De no aparecer nuevas pruebas, el Ayuntamiento de la Muela tendrá que recurrir a la vía administrativa –que no agota el archivo– para que Cortés y Fuentes sean juzgados por faltas. El plazo para recurrir el archivo de la vía penal ya ha expirado, pero fuentes municipales indicaron que se estudiarán formas de continuar con el proceso “porque las infracciones están ahí, no las puede negar nadie”. El abogado de Cortés, Jesús Manuel Bueno, explicó que también sopesa emprender acciones legales por los daños morales infligidos a su defendido por la imputación, ya que sostiene que las irregularidades serían imputables en todo caso a la Sociedad Municipal Cultural y Deportiva de La Muela, en proceso de disolución.
Las investigaciones del Seprona comenzaron hace ahora un año, a raíz de la denuncia de un ciudadano que había dejado varios animales depositados en el Aviapark no los encontraba en el complejo, y nadie le decía dónde estaban. La queja, junto a las informaciones periodísticas sobre el mal estado de los animales y la falta de financiación del centro, llevó a la Guardia Civil a iniciar una investigación.
En ella, descubrieron que una gineta del citado denunciante había sido vendida a un barcelonés -que buscaba una por internet- sin comunicárselo a su propietario y sin registrar contablemente los 600 euros que le pagaron al propietario inicial.
Tampoco encontraron a un coatí que había dejado en el centro, y que luego apareció registrado como “defunción”. Pero este registro fue apuntado el 24 de agosto, bastante después de recibida la denuncia y sin haber comunicado la muerte previamente al Registro de Identificación de Animales de Compañía de Aragón (Riaca).

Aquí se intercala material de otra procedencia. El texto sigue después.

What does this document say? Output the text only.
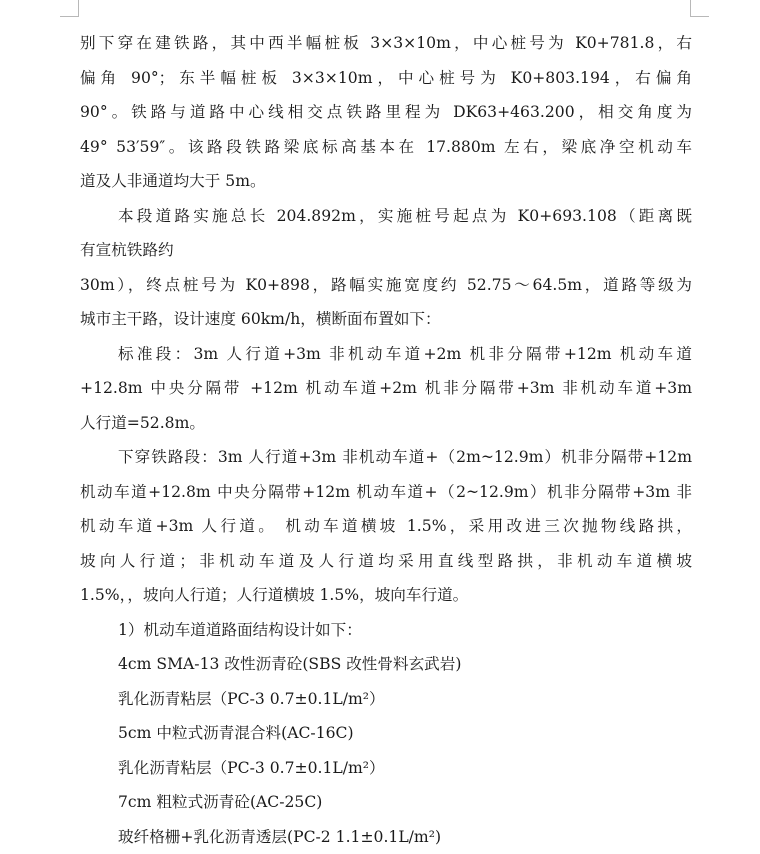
别下穿在建铁路，其中西半幅桩板 3×3×10m，中心桩号为 K0+781.8，右
偏角 90°；东半幅桩板 3×3×10m，中心桩号为 K0+803.194，右偏角
90°。铁路与道路中心线相交点铁路里程为 DK63+463.200，相交角度为
49° 53′59″。该路段铁路梁底标高基本在 17.880m 左右，梁底净空机动车
道及人非通道均大于 5m。
本段道路实施总长 204.892m，实施桩号起点为 K0+693.108（距离既
有宣杭铁路约
30m），终点桩号为 K0+898，路幅实施宽度约 52.75～64.5m，道路等级为
城市主干路，设计速度 60km/h，横断面布置如下：
标准段：3m 人行道+3m 非机动车道+2m 机非分隔带+12m 机动车道
+12.8m 中央分隔带 +12m 机动车道+2m 机非分隔带+3m 非机动车道+3m
人行道=52.8m。
下穿铁路段：3m 人行道+3m 非机动车道+（2m~12.9m）机非分隔带+12m
机动车道+12.8m 中央分隔带+12m 机动车道+（2~12.9m）机非分隔带+3m 非
机动车道+3m 人行道。 机动车道横坡 1.5%，采用改进三次抛物线路拱，
坡向人行道；非机动车道及人行道均采用直线型路拱，非机动车道横坡
1.5%，，坡向人行道；人行道横坡 1.5%，坡向车行道。
1）机动车道道路面结构设计如下：
4cm SMA-13 改性沥青砼(SBS 改性骨料玄武岩)
乳化沥青粘层（PC-3 0.7±0.1L/m²）
5cm 中粒式沥青混合料(AC-16C)
乳化沥青粘层（PC-3 0.7±0.1L/m²）
7cm 粗粒式沥青砼(AC-25C)
玻纤格栅+乳化沥青透层(PC-2 1.1±0.1L/m²)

A esto se unían correos electrónicos en los que el exdirector del centro ofrecía una treintena de animales del centro por 2.500 euros. Ante la Guardia Civil, tanto él como la empleada negaron haber tenido relación con la venta o la compra de los bichos que poblaban el Aviapark. Además, ambos eximputados se atribuyeron mutuamente el manejo de la base de datos. Cortés dimitió hace un año por desavenencias con el consistorio, que no podía afrontar el mantenimiento del zoológico.